11. Protect Investments in Other Foreign Countries Offshore companies can lend funds to businesses in foreign countries. Investors may set up offshore companies that lend money to development companies in other countries, charge interest, and reduce tax obligations while protecting the ability to repatriate investment funds. This is especially important in countries with strict exchange controls and high tax rates.

12. Minimize Tax Exposure in International Transactions Offshore corporations can buy products from one country and sell or lease them to a company in another country, with profits accumulated in the offshore company where no taxation on profits applies.

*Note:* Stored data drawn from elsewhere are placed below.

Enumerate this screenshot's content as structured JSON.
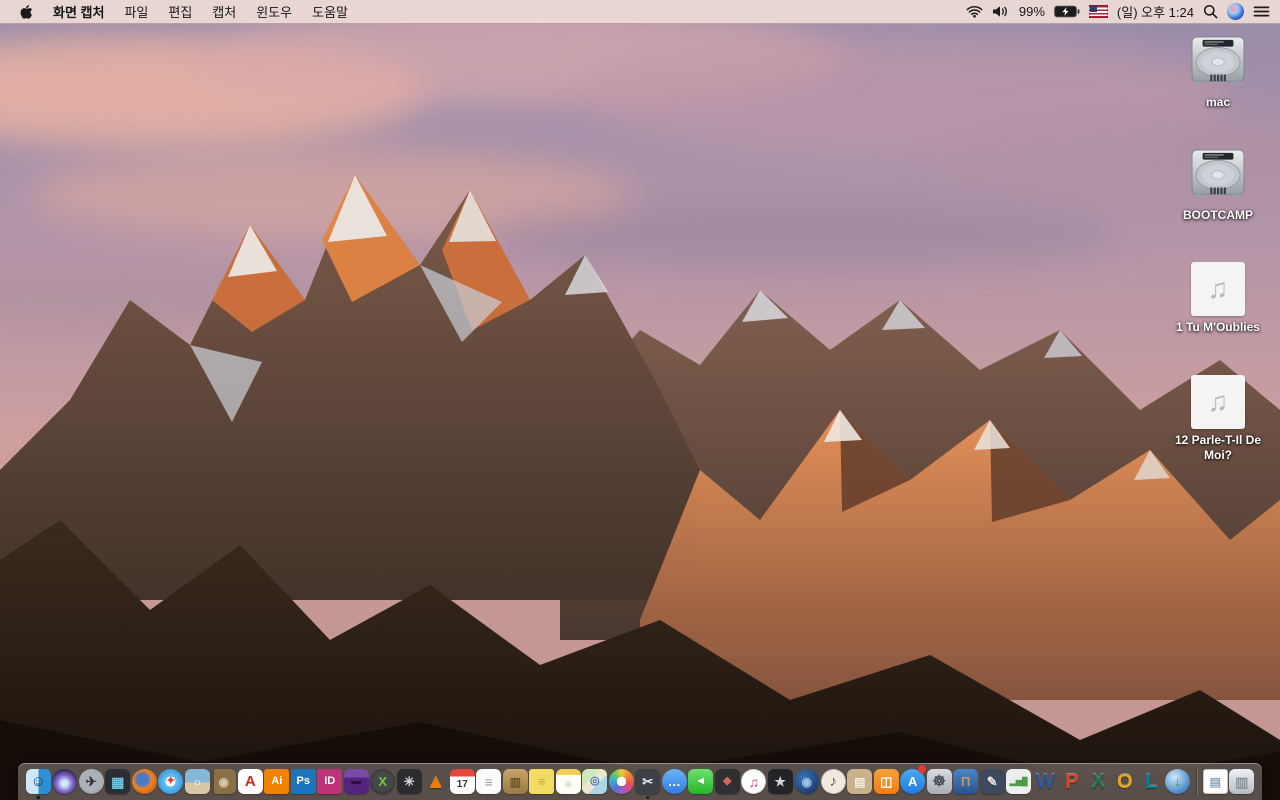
{
  "menubar": {
    "app_name": "화면 캡처",
    "menus": [
      "파일",
      "편집",
      "캡처",
      "윈도우",
      "도움말"
    ],
    "status": {
      "battery_percent": "99%",
      "clock": "(일) 오후 1:24"
    }
  },
  "desktop": {
    "audio_glyph": "♫",
    "icons": [
      {
        "name": "drive-mac",
        "type": "drive",
        "label": "mac"
      },
      {
        "name": "drive-bootcamp",
        "type": "drive",
        "label": "BOOTCAMP"
      },
      {
        "name": "audio-tu-moublies",
        "type": "audio",
        "label": "1 Tu M'Oublies"
      },
      {
        "name": "audio-parle-t-il-de-moi",
        "type": "audio",
        "label": "12 Parle-T-Il De Moi?"
      }
    ]
  },
  "dock": {
    "items": [
      {
        "name": "finder",
        "shape": "rounded",
        "bg": "linear-gradient(90deg,#cde9f9 50%,#2f8fd6 50%)",
        "fg": "#0d3a66",
        "glyph": "☺",
        "fs": 15,
        "running": true
      },
      {
        "name": "siri",
        "shape": "circle",
        "bg": "radial-gradient(circle at 50% 58%,#cdeef8 0 14%,#8a6fd4 40%,#27224e 75%)",
        "glyph": ""
      },
      {
        "name": "launchpad",
        "shape": "circle",
        "bg": "radial-gradient(circle at 50% 40%,#aab2b8 0 60%,#7e858b 100%)",
        "glyph": "✈",
        "fg": "#2e3338",
        "fs": 13
      },
      {
        "name": "mission-control",
        "shape": "rounded",
        "bg": "#2b2e33",
        "glyph": "▦",
        "fg": "#6fc4e0",
        "fs": 14
      },
      {
        "name": "firefox",
        "shape": "circle",
        "bg": "radial-gradient(circle at 42% 42%,#4a7bc8 0 28%,#f0821e 45%,#b54a10 100%)",
        "glyph": ""
      },
      {
        "name": "safari",
        "shape": "circle",
        "bg": "radial-gradient(circle at 50% 50%,#f8fbfd 0 26%,#62c2f5 30%,#1d7fd4 100%)",
        "glyph": "✦",
        "fg": "#e3392b",
        "fs": 11
      },
      {
        "name": "preview",
        "shape": "rounded",
        "bg": "linear-gradient(180deg,#86b7d8 55%,#d9c8a6 55%)",
        "glyph": "○",
        "fg": "#ffffff",
        "fs": 12
      },
      {
        "name": "contacts",
        "shape": "rounded",
        "bg": "linear-gradient(90deg,#5e4730 12%,#8b6f47 12%)",
        "glyph": "◉",
        "fg": "#d9c9a6",
        "fs": 12
      },
      {
        "name": "acrobat-reader",
        "shape": "rounded",
        "bg": "#ffffff",
        "glyph": "A",
        "fg": "#d4281c",
        "fs": 15
      },
      {
        "name": "illustrator",
        "shape": "square",
        "bg": "#f08300",
        "glyph": "Ai",
        "fg": "#ffffff",
        "fs": 11
      },
      {
        "name": "photoshop",
        "shape": "square",
        "bg": "#1c75bc",
        "glyph": "Ps",
        "fg": "#ffffff",
        "fs": 11
      },
      {
        "name": "indesign",
        "shape": "square",
        "bg": "#bd3278",
        "glyph": "ID",
        "fg": "#ffffff",
        "fs": 11
      },
      {
        "name": "toast-titanium",
        "shape": "rounded",
        "bg": "linear-gradient(180deg,#7a4aa8 0 35%,#55257e 35%)",
        "glyph": "▬",
        "fg": "#2a1040",
        "fs": 10
      },
      {
        "name": "xld",
        "shape": "circle",
        "bg": "radial-gradient(circle,#454749 0 55%,#161718 100%)",
        "glyph": "X",
        "fg": "#74c83c",
        "fs": 13
      },
      {
        "name": "fan-control",
        "shape": "rounded",
        "bg": "#2a2c2f",
        "glyph": "✳",
        "fg": "#d8dadc",
        "fs": 13
      },
      {
        "name": "vlc",
        "shape": "plain",
        "glyph": "▲",
        "fg": "#f57900"
      },
      {
        "name": "calendar",
        "shape": "rounded",
        "bg": "linear-gradient(180deg,#e8463a 0 30%,#fcfcfc 30%)",
        "glyph": "17",
        "fg": "#333333",
        "fs": 10,
        "pt": 7
      },
      {
        "name": "reminders",
        "shape": "rounded",
        "bg": "#fbfbfb",
        "glyph": "≡",
        "fg": "#9aa0a8",
        "fs": 14
      },
      {
        "name": "unarchiver",
        "shape": "rounded",
        "bg": "linear-gradient(180deg,#c8a468,#9a7b45)",
        "glyph": "▥",
        "fg": "#6a5228",
        "fs": 12
      },
      {
        "name": "stickies",
        "shape": "square",
        "bg": "#f2dd62",
        "glyph": "≡",
        "fg": "#c9aa3a",
        "fs": 13
      },
      {
        "name": "notes",
        "shape": "rounded",
        "bg": "linear-gradient(180deg,#f2cf5b 0 24%,#fdfdf6 24%)",
        "glyph": "≡",
        "fg": "#c8c8c0",
        "fs": 12,
        "pt": 5
      },
      {
        "name": "maps",
        "shape": "rounded",
        "bg": "linear-gradient(135deg,#cfe8b9 0 38%,#ede5cd 38% 62%,#aed4e8 62%)",
        "glyph": "◎",
        "fg": "#3a78c8",
        "fs": 11
      },
      {
        "name": "photos",
        "shape": "circle",
        "bg": "radial-gradient(circle,#ffffff 0 26%,rgba(255,255,255,0) 27%),conic-gradient(#f5c63a,#ef8c3a,#e85a4a,#d44a8c,#9a5ac8,#4a78d4,#3aa8d8,#5ac86a,#f5c63a)",
        "glyph": ""
      },
      {
        "name": "grab-screen-capture",
        "shape": "rounded",
        "bg": "#3d4147",
        "glyph": "✂",
        "fg": "#e8eaec",
        "fs": 13,
        "running": true
      },
      {
        "name": "messages",
        "shape": "circle",
        "bg": "linear-gradient(180deg,#6ab4f8,#2e7ce0)",
        "glyph": "…",
        "fg": "#ffffff",
        "fs": 13
      },
      {
        "name": "facetime",
        "shape": "rounded",
        "bg": "linear-gradient(180deg,#6ee06e,#28b428)",
        "glyph": "◄",
        "fg": "#ffffff",
        "fs": 11
      },
      {
        "name": "photo-booth",
        "shape": "rounded",
        "bg": "#2e3134",
        "glyph": "◆",
        "fg": "#d4695c",
        "fs": 11
      },
      {
        "name": "itunes",
        "shape": "circle",
        "bg": "#fdfdfd",
        "glyph": "♫",
        "fg": "#e0457b",
        "fs": 14,
        "bd": "1px solid rgba(0,0,0,0.15)"
      },
      {
        "name": "imovie",
        "shape": "rounded",
        "bg": "#222427",
        "glyph": "★",
        "fg": "#d0d2d4",
        "fs": 13
      },
      {
        "name": "idvd",
        "shape": "circle",
        "bg": "radial-gradient(circle at 40% 35%,#3a74b8,#142c54)",
        "glyph": "◉",
        "fg": "#9cc4e8",
        "fs": 12
      },
      {
        "name": "garageband",
        "shape": "circle",
        "bg": "#efe9df",
        "glyph": "♪",
        "fg": "#8b4a2f",
        "fs": 15,
        "bd": "1px solid rgba(0,0,0,0.15)"
      },
      {
        "name": "clippings-app",
        "shape": "rounded",
        "bg": "#c9b28a",
        "glyph": "▤",
        "fg": "#f2ede2",
        "fs": 12
      },
      {
        "name": "ibooks",
        "shape": "rounded",
        "bg": "linear-gradient(180deg,#f6a13c,#ee7d18)",
        "glyph": "◫",
        "fg": "#ffffff",
        "fs": 13
      },
      {
        "name": "app-store",
        "shape": "circle",
        "bg": "linear-gradient(180deg,#4aa8f0,#1f7ce0)",
        "glyph": "A",
        "fg": "#ffffff",
        "fs": 13,
        "badge": true
      },
      {
        "name": "system-preferences",
        "shape": "rounded",
        "bg": "linear-gradient(180deg,#d8dade,#a8aeb6)",
        "glyph": "☸",
        "fg": "#4a4e54",
        "fs": 15
      },
      {
        "name": "keynote",
        "shape": "rounded",
        "bg": "linear-gradient(180deg,#4a86c8,#27548c)",
        "glyph": "Π",
        "fg": "#c9995c",
        "fs": 13
      },
      {
        "name": "pages",
        "shape": "rounded",
        "bg": "#3c4a5c",
        "glyph": "✎",
        "fg": "#e8e4da",
        "fs": 13
      },
      {
        "name": "numbers",
        "shape": "rounded",
        "bg": "#eceef0",
        "glyph": "▂▅█",
        "fg": "#4a9e4a",
        "fs": 8
      },
      {
        "name": "ms-word",
        "shape": "plain",
        "glyph": "W",
        "fg": "#2b579a"
      },
      {
        "name": "ms-powerpoint",
        "shape": "plain",
        "glyph": "P",
        "fg": "#d24726"
      },
      {
        "name": "ms-excel",
        "shape": "plain",
        "glyph": "X",
        "fg": "#1e7145"
      },
      {
        "name": "ms-outlook",
        "shape": "plain",
        "glyph": "O",
        "fg": "#e8a81a"
      },
      {
        "name": "ms-lync",
        "shape": "plain",
        "glyph": "L",
        "fg": "#008299"
      },
      {
        "name": "download-manager",
        "shape": "circle",
        "bg": "radial-gradient(circle at 38% 32%,#cfe8f8,#4a88c8 70%,#2a5a94)",
        "glyph": "↓",
        "fg": "#2a9e3a",
        "fs": 13
      }
    ],
    "trailing": [
      {
        "name": "document-file",
        "shape": "square",
        "bg": "#fcfcfc",
        "glyph": "▤",
        "fg": "#8aa4c0",
        "fs": 12,
        "bd": "1px solid rgba(0,0,0,0.2)"
      },
      {
        "name": "trash",
        "shape": "rounded",
        "bg": "linear-gradient(180deg,#eef1f4,#b5bcc4)",
        "glyph": "▥",
        "fg": "#8a929c",
        "fs": 14
      }
    ]
  }
}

13. Maximize Profits from Intellectual Property Rights, Franchising, and Licensing Offshore companies can franchise or license intellectual property rights in foreign countries, allowing profits from these activities to accumulate in a tax-free environment.

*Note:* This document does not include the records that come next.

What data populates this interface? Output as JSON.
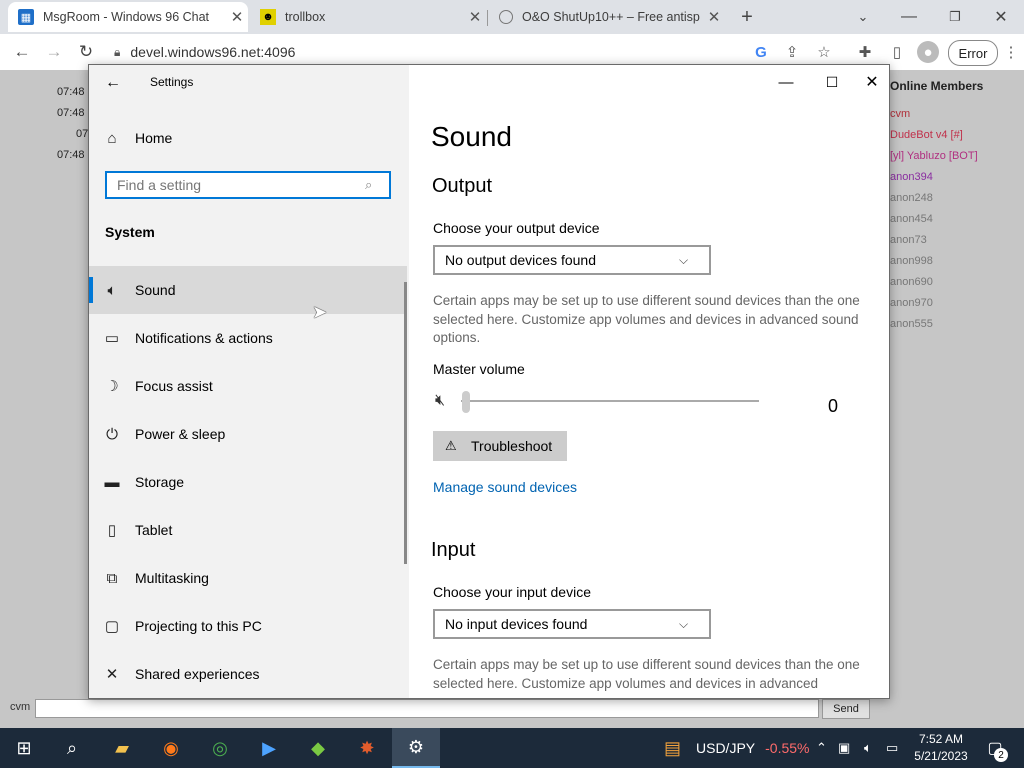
{
  "browser": {
    "tabs": [
      {
        "title": "MsgRoom - Windows 96 Chat",
        "active": true
      },
      {
        "title": "trollbox",
        "active": false
      },
      {
        "title": "O&O ShutUp10++ – Free antisp",
        "active": false
      }
    ],
    "new_tab": "+",
    "url": "devel.windows96.net:4096",
    "error_label": "Error"
  },
  "chat": {
    "times": [
      "07:48",
      "07:48",
      "07",
      "07:48"
    ],
    "members_title": "Online Members",
    "members": [
      {
        "name": "cvm",
        "color": "#b0303a"
      },
      {
        "name": "DudeBot v4 [#]",
        "color": "#c0304a"
      },
      {
        "name": "[yl] Yabluzo [BOT]",
        "color": "#b03080"
      },
      {
        "name": "anon394",
        "color": "#8a2ea0"
      },
      {
        "name": "anon248",
        "color": "#777777"
      },
      {
        "name": "anon454",
        "color": "#777777"
      },
      {
        "name": "anon73",
        "color": "#777777"
      },
      {
        "name": "anon998",
        "color": "#777777"
      },
      {
        "name": "anon690",
        "color": "#777777"
      },
      {
        "name": "anon970",
        "color": "#777777"
      },
      {
        "name": "anon555",
        "color": "#777777"
      }
    ],
    "nickname": "cvm",
    "send_label": "Send"
  },
  "settings": {
    "window_title": "Settings",
    "home": "Home",
    "search_placeholder": "Find a setting",
    "section": "System",
    "nav": [
      {
        "label": "Sound",
        "icon": "speaker-icon",
        "selected": true
      },
      {
        "label": "Notifications & actions",
        "icon": "message-icon",
        "selected": false
      },
      {
        "label": "Focus assist",
        "icon": "moon-icon",
        "selected": false
      },
      {
        "label": "Power & sleep",
        "icon": "power-icon",
        "selected": false
      },
      {
        "label": "Storage",
        "icon": "storage-icon",
        "selected": false
      },
      {
        "label": "Tablet",
        "icon": "tablet-icon",
        "selected": false
      },
      {
        "label": "Multitasking",
        "icon": "multitasking-icon",
        "selected": false
      },
      {
        "label": "Projecting to this PC",
        "icon": "projector-icon",
        "selected": false
      },
      {
        "label": "Shared experiences",
        "icon": "share-icon",
        "selected": false
      }
    ],
    "page_title": "Sound",
    "output": {
      "heading": "Output",
      "choose_label": "Choose your output device",
      "device": "No output devices found",
      "description": "Certain apps may be set up to use different sound devices than the one selected here. Customize app volumes and devices in advanced sound options.",
      "master_volume_label": "Master volume",
      "volume_value": "0",
      "troubleshoot_label": "Troubleshoot",
      "manage_link": "Manage sound devices"
    },
    "input": {
      "heading": "Input",
      "choose_label": "Choose your input device",
      "device": "No input devices found",
      "description": "Certain apps may be set up to use different sound devices than the one selected here. Customize app volumes and devices in advanced"
    }
  },
  "taskbar": {
    "ticker_symbol": "USD/JPY",
    "ticker_change": "-0.55%",
    "time": "7:52 AM",
    "date": "5/21/2023",
    "notifications": "2"
  }
}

14. Reduction of Cost of Business Offshore jurisdictions can offer more cost-effective solutions for both business activities and personal life organization. Establishing an offshore company or redomiciling a company to a lower-tax jurisdiction can provide significant savings, improving the overall cost-efficiency of business operations and lifestyle choices.

Offshore Jurisdictions

While various definitions of offshore jurisdictions exist, the most widely accepted definition is as follows: an offshore jurisdiction is any country outside of one's place of residence, where the primary economic activity is financial services. These jurisdictions are often referred to as tax havens or fiscal paradises due to their low or zero-tax regimes. In essence, nearly any country can be considered an offshore environment, though tax havens specifically refer to low-tax or no-tax jurisdictions.

List of Offshore Financial Centres

It is possible to incorporate offshore companies in many jurisdictions, some of which may be onshore but still offer offshore advantages. For example, certain company types in the UK and New Zealand provide many of the benefits typical of offshore structures. Below is a list of some of the most prominent offshore jurisdictions around the world:

Andorra Anguilla Aruba Bahamas Barbados Belize Bermuda British Virgin Islands Brunei Cayman Islands Cook Islands Costa Rica Cyprus Delaware (USA) Dubai Gibraltar Grenada Guernsey Hong Kong Isle of Man Jersey Jordan Labuan (Malaysia) Lebanon Liberia Marshall Islands Mauritius Monaco Netherlands Antilles Nevada (USA) New Zealand Panama Ras Al Khaimah (UAE) Seychelles Singapore Trinidad and Tobago Turks and Caicos Islands United Kingdom Vanuatu These offshore financial centres offer diverse benefits, from favorable tax rates to business privacy and asset protection, making them attractive options for establishing international businesses.